My first attempt I did this with apitester.com, a website that is intended for testing APIs but comes in handy for a quick URL test and seeing what gets returned. Next, I tried an official website dedicated to telling me if a site is sketchy. Finally, I tried to CURL the url with a variety of different headers. Alas, all these attempts gave me nothing. I know if I clicked on this link through my Phone it would definitely direct me to a sketchy website, but I just can't for the life of me figure out how their backend is setup to know what is a real request and what is not.
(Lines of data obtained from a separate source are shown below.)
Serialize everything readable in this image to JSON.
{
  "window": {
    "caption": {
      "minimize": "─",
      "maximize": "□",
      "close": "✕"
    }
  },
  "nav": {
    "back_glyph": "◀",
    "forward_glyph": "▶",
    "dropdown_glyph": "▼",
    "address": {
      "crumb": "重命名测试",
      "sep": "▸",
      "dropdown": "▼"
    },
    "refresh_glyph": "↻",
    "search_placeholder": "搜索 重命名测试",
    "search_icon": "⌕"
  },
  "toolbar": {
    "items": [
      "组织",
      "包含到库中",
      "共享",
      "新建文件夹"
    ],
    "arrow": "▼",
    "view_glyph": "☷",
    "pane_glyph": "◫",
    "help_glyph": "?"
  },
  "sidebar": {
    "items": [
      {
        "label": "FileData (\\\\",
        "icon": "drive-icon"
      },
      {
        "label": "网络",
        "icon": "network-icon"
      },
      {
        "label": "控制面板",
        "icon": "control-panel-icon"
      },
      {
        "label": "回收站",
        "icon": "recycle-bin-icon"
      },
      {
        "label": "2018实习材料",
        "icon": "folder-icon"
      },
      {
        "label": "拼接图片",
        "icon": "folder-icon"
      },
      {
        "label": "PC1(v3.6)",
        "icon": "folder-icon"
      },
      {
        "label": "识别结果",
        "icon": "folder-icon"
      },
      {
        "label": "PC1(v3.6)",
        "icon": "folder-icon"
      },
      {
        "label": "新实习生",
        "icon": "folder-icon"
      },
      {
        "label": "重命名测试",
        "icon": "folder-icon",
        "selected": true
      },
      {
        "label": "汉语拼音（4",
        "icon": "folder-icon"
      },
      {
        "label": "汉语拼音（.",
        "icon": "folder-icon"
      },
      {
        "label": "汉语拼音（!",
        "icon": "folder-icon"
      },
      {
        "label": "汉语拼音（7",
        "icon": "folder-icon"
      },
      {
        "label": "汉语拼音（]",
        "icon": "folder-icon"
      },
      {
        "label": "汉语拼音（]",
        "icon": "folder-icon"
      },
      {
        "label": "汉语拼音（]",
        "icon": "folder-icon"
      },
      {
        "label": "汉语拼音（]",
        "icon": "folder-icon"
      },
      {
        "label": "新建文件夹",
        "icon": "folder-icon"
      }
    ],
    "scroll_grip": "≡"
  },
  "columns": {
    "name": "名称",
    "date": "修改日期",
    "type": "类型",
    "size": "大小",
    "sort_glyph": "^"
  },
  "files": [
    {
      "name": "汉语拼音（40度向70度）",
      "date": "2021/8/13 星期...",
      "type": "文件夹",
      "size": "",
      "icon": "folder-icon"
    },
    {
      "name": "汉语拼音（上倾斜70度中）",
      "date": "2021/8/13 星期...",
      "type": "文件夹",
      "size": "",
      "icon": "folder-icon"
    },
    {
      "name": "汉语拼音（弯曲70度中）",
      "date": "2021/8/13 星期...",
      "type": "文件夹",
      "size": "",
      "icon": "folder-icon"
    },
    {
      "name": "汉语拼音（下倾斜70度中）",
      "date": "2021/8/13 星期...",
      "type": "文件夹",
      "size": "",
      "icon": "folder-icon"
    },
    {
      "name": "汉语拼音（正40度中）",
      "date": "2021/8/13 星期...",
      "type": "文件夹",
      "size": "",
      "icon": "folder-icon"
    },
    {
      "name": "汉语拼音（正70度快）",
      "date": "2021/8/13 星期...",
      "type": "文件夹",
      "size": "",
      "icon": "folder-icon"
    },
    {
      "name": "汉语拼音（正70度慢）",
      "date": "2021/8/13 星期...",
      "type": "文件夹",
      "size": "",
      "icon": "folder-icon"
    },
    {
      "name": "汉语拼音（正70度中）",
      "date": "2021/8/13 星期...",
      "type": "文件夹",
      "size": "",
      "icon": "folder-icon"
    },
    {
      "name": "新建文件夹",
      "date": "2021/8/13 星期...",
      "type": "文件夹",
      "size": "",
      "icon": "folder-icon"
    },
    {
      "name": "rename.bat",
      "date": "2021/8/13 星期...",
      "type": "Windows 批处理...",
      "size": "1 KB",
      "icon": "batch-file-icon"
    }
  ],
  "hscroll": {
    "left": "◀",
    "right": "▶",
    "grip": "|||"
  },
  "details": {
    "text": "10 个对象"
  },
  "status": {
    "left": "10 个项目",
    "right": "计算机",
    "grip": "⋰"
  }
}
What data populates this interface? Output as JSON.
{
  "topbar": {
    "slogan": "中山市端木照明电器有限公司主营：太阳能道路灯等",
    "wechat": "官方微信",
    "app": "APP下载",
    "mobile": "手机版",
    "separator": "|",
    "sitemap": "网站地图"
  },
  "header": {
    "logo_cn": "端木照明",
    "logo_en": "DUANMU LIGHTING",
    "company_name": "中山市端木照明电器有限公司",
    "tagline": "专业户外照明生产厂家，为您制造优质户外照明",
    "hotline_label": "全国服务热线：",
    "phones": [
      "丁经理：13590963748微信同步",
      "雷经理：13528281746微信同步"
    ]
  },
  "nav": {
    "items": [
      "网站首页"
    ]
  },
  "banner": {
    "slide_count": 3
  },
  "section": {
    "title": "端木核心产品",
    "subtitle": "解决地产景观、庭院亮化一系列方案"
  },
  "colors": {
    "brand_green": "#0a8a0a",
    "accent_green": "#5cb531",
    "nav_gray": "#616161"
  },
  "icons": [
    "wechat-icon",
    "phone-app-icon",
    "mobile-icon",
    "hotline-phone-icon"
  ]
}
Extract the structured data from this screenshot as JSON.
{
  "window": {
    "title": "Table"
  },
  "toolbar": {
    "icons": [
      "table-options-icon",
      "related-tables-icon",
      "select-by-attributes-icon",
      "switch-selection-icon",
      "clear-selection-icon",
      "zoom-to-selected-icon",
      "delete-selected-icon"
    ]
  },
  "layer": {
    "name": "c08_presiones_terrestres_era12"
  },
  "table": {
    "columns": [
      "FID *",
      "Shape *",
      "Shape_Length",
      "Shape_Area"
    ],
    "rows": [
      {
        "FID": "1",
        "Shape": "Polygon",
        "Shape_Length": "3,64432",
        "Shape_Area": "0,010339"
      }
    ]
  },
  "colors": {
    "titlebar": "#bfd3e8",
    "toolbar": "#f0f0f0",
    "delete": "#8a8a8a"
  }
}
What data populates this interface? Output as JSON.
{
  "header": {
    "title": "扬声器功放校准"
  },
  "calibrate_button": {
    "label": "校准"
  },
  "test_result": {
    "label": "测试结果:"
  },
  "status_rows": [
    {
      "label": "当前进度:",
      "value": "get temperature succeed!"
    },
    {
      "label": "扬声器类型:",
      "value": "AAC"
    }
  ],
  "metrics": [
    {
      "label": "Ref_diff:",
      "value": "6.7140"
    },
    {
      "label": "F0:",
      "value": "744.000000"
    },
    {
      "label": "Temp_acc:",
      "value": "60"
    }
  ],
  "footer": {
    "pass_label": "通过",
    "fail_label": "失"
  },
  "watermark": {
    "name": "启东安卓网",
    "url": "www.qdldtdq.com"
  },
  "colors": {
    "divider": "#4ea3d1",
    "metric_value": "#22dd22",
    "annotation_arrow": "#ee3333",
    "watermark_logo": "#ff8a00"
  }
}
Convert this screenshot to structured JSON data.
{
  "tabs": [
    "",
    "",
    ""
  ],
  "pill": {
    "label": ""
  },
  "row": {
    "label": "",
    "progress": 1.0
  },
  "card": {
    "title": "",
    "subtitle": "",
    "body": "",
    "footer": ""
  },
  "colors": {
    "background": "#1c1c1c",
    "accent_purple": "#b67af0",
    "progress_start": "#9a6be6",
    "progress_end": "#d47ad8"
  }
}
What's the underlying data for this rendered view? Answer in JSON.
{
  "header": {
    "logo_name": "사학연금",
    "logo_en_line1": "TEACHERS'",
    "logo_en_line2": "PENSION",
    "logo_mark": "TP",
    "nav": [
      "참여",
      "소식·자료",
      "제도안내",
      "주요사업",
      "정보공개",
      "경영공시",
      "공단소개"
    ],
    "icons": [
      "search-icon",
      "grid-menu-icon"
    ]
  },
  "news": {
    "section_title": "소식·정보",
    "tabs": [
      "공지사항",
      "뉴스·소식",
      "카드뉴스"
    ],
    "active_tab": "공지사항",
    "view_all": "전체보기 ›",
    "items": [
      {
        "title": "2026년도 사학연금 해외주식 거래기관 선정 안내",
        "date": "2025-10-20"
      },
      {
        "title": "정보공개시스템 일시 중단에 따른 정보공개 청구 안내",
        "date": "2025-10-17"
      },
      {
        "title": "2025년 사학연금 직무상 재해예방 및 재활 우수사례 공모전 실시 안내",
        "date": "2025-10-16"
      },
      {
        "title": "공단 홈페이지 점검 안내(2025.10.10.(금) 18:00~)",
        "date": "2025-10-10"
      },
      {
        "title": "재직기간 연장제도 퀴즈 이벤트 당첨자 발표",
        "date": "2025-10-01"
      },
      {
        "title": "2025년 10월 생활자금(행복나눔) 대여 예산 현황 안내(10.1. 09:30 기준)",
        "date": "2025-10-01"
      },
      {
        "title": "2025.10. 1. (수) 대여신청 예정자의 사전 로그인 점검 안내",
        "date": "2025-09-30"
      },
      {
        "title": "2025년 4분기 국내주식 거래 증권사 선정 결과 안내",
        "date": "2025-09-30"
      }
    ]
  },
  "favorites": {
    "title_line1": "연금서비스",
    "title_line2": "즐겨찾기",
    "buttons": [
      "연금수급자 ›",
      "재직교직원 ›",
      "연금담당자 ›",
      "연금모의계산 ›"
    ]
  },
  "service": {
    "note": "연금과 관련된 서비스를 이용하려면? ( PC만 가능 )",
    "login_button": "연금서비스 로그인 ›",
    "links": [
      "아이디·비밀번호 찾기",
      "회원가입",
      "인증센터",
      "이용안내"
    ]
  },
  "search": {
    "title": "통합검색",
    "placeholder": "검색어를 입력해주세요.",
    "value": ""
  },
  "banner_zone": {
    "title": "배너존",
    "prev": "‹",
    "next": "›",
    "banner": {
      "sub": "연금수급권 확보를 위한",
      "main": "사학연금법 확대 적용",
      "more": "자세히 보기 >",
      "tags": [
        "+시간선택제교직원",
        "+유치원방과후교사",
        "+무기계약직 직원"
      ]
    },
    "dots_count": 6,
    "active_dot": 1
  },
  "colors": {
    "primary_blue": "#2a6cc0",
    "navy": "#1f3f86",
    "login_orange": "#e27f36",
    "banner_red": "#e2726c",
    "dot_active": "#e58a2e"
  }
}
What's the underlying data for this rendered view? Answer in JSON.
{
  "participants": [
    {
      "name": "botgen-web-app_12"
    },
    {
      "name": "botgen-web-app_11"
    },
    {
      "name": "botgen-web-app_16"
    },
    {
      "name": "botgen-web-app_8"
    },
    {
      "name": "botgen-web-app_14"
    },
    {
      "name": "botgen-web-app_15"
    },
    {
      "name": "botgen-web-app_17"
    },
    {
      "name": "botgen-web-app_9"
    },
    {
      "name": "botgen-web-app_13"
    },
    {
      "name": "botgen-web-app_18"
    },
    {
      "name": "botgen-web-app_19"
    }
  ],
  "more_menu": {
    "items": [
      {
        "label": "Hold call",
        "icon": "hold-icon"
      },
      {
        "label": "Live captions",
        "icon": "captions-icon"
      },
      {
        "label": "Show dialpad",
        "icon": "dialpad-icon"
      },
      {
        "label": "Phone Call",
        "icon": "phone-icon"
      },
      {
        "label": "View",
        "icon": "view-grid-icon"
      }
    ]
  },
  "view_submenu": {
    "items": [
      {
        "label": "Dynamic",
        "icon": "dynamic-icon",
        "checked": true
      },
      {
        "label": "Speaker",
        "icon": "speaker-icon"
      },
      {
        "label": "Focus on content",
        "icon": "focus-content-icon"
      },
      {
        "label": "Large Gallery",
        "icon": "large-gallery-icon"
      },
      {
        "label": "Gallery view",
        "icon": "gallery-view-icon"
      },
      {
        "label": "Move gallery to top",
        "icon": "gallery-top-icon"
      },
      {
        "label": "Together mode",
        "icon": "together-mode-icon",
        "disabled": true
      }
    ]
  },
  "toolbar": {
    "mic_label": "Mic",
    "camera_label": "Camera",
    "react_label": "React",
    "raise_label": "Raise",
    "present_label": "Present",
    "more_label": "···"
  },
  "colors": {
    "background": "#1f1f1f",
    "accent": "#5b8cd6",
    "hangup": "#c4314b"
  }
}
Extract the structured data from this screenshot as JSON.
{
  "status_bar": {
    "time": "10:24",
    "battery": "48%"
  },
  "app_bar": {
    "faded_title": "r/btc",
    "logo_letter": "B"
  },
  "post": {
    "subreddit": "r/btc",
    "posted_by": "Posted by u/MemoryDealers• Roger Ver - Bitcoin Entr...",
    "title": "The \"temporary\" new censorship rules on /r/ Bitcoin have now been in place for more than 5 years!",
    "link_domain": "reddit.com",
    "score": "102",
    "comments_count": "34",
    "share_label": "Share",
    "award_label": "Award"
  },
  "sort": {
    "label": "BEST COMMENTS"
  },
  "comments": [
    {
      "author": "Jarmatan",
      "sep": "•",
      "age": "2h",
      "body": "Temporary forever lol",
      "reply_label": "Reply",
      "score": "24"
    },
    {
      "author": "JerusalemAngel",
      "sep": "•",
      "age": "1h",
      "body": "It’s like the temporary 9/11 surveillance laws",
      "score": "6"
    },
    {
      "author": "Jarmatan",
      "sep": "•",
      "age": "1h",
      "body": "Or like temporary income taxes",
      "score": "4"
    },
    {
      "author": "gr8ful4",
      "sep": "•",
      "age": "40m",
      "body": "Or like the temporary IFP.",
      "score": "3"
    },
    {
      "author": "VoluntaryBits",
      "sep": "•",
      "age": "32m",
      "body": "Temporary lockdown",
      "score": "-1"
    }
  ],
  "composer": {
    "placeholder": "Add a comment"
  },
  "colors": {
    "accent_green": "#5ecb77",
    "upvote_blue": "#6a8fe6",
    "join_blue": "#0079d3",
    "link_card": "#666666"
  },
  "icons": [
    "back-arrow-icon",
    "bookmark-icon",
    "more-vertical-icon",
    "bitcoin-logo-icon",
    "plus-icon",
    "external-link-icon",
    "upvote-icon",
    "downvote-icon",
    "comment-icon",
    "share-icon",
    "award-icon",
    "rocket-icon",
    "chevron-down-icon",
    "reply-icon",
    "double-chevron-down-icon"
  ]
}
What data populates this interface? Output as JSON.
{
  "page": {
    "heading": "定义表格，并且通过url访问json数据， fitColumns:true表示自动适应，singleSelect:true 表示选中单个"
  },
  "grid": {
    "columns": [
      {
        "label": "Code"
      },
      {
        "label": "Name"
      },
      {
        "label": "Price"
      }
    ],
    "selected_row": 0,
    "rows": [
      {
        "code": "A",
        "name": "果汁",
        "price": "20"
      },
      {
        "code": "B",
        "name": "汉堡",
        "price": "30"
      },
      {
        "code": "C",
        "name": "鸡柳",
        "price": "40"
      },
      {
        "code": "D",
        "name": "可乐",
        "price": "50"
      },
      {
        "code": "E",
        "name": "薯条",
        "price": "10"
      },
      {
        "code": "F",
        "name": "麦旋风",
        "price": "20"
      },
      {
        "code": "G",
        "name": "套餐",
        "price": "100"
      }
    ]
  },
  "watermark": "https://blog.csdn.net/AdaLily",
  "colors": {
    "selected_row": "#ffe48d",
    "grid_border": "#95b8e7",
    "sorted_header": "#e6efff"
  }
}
My Question is this; what is the potential stack setup that this person could be using that would disallow anyone from testing the URL and force them to redirect to google and any real request to redirect to the actual website?

Comments
  • 3
    @molaram but I changed my user agent in curl. How am I still getting forwarded to Google and not the real site?
  • 1
    I'm also very curious about this, isn't there any way to exactly mimick your phones request? If the request truly is identical then there shouldn't be any difference I believe but then again I don't really touch webstuff
  • 2
    Just launch chrome in incognito, f12, network, check the Preserve Log box. Enter your url in the address bar and hit enter. Now in the dev tools you will have your answer.
  • 2
    If the url has params [request/url], you might confirm your email/phone no is valid. Meaning you will get more spam later on. But then again I guess you have already called that url far too many times to worry about that 😁

    if the url has params, it could be a single-use token. Explains why you cannot get a valid responae after all those attempts
  • 3
    @netikras not a good idea as bad scripts could be loaded. I could run it from an isolated virtual machine...
  • 2
    @iSwimInTheC What could a "bad script" do "bad" in an incognito chrome?

    No activeX
    No cookies
    No history
    No durability
  • 1
    @netikras If you want "No bad" you need to use a vpn + vm. 99.98% of the time its just a scam for a password/credit card number but you can still find a site exploiting a zeroday in your browser.
  • 2
    @netikras all the google engineers in the world and they missed a UaF in Chrome, and they admitted most of their fuckups reside in like one fucking code blob they keep just patching up instead of rebasing.
  • 0
    @WIPocket I'd suggest Tor, actually, but that's just me.
  • 1
    @Parzi Tor out nodes are *really* eazy to detect, but yea, its much faster, safer and more anonymous than a vpn. Unless the website tries to block tor, you should be fine using a lesser known vpn.